Energy-Efficient Ferroelectric Domain Wall Memory with Controlled Domain Switching Dynamics

High readout domain-wall currents in LiNbO3 single-crystal nanodevices are attractive because of their application in a ferroelectric domain wall random access memory (DWRAM) to drive a fast memory circuit. However, the wall current at a small read voltage would increase nonlinearly at a much higher write voltage, which could cause high energy consumption. Here, we resolved this problem by controlling the two-step domain forward growth within a ferroelectric mesa-like cell that was formed at the surface of an X-cut LiNbO3 single crystal. The mesa-like cell contacts two side Pt/Ni electrodes that extend over the cell surface by 90 nm for the generation of an in-plane inhomogeneous electric field.

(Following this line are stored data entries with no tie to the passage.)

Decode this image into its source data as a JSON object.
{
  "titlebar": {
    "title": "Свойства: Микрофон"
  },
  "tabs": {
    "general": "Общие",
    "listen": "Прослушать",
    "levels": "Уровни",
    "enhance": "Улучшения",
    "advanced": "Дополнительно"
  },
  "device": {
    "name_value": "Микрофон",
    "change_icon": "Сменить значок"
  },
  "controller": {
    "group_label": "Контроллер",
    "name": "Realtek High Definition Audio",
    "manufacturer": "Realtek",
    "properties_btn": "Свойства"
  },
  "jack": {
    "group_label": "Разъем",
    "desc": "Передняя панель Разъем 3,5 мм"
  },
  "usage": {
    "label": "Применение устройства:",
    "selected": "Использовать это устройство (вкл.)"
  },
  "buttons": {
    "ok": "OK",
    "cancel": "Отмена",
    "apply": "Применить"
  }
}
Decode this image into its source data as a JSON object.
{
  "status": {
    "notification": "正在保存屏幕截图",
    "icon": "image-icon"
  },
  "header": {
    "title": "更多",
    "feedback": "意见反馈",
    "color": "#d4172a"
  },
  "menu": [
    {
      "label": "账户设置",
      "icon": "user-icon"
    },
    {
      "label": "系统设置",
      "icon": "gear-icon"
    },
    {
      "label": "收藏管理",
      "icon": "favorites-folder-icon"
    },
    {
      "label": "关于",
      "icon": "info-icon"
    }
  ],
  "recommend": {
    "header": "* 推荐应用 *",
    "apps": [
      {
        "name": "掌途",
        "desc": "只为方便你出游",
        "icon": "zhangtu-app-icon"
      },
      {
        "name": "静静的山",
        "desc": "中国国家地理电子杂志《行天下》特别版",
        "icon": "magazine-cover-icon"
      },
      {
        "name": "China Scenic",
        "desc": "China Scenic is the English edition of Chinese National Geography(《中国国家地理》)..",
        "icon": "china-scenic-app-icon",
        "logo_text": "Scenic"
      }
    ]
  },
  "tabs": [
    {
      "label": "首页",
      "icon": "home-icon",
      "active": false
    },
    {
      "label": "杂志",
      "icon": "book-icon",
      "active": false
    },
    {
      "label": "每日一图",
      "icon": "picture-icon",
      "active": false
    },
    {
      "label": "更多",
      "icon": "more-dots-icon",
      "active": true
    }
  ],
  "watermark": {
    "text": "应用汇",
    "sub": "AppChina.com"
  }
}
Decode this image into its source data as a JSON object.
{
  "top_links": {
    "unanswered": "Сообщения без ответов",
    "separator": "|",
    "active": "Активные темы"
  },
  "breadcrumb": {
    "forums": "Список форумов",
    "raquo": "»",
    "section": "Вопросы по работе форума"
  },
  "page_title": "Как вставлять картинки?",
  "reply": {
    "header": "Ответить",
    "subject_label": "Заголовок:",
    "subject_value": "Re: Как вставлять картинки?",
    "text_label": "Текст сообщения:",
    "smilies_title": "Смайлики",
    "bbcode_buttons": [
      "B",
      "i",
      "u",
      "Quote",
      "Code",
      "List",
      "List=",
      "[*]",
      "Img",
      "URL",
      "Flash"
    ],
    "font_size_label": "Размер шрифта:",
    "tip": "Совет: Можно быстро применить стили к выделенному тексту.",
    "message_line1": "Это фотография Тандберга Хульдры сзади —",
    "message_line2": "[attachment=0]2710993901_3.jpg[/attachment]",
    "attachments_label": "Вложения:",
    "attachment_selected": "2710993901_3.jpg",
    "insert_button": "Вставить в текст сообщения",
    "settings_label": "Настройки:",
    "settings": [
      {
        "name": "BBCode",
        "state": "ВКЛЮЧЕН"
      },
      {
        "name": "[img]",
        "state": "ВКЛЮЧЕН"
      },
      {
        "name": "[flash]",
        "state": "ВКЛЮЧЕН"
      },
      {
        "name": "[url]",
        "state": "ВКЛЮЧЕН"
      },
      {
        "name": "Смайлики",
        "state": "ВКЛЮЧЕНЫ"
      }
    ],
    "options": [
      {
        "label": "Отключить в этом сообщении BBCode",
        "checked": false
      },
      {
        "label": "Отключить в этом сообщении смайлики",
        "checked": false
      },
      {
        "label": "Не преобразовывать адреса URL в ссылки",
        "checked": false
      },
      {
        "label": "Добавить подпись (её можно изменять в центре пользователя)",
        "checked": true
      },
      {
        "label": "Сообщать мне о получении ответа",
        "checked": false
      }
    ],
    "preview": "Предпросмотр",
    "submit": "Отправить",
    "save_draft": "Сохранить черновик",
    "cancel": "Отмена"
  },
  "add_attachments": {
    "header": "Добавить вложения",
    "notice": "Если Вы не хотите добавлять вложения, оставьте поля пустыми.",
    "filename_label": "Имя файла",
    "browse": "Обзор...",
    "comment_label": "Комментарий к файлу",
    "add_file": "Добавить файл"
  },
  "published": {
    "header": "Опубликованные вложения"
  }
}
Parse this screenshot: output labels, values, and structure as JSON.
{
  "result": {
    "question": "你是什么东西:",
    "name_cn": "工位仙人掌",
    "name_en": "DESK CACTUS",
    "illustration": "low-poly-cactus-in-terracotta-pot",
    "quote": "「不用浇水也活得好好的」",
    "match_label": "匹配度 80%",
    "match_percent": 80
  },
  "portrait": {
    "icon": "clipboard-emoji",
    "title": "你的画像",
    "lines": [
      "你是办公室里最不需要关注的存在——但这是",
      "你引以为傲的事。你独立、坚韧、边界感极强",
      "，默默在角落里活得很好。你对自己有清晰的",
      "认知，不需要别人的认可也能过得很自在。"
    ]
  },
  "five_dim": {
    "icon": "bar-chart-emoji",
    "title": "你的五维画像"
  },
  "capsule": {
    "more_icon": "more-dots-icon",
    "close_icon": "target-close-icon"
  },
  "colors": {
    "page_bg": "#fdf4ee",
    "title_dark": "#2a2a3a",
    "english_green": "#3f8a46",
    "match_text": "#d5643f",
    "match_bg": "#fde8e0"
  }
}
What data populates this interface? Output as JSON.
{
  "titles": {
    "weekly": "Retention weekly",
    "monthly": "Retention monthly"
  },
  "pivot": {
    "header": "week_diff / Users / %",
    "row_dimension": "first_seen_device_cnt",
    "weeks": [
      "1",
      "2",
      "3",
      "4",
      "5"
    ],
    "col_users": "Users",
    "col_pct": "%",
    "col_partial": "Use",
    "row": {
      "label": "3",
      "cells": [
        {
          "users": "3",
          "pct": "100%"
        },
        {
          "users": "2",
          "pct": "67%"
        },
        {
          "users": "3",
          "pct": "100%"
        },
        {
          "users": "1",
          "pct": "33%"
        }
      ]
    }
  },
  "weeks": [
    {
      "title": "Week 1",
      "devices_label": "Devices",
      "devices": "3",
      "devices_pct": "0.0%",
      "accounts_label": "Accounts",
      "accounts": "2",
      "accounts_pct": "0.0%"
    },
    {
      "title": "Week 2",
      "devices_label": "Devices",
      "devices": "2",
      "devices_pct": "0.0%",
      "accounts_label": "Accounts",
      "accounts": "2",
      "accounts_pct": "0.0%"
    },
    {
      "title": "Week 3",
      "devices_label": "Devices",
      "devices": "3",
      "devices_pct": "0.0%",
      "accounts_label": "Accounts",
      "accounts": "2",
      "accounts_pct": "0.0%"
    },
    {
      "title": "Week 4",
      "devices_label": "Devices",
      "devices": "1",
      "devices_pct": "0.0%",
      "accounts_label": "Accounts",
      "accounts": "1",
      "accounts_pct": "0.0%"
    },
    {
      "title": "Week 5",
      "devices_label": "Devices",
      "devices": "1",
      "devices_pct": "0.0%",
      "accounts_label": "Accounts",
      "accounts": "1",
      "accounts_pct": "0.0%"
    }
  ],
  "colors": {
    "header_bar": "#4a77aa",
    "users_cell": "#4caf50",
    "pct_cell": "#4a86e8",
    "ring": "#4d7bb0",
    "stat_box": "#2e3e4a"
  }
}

The domain forward growth processes at first in the formation of an inclined charged 180 degrees domain to span the in-plane electrode gap under a write voltage of 5 V in a large readout wall current, and then, the domain expands fully throughout the entire cell in the formation of a neutral 180 degrees wall to reduce the wall current by 10 times at a higher write voltage of 6 V. Meantime, the domain below the mesa-like cell in an opposite orientation is unchanged to serve as the reference. A higher wall current at a lower read voltage and a lower wall current at a higher write voltage can satisfy both requirements of low energy consumption and fast operation speeds for the DWRAM.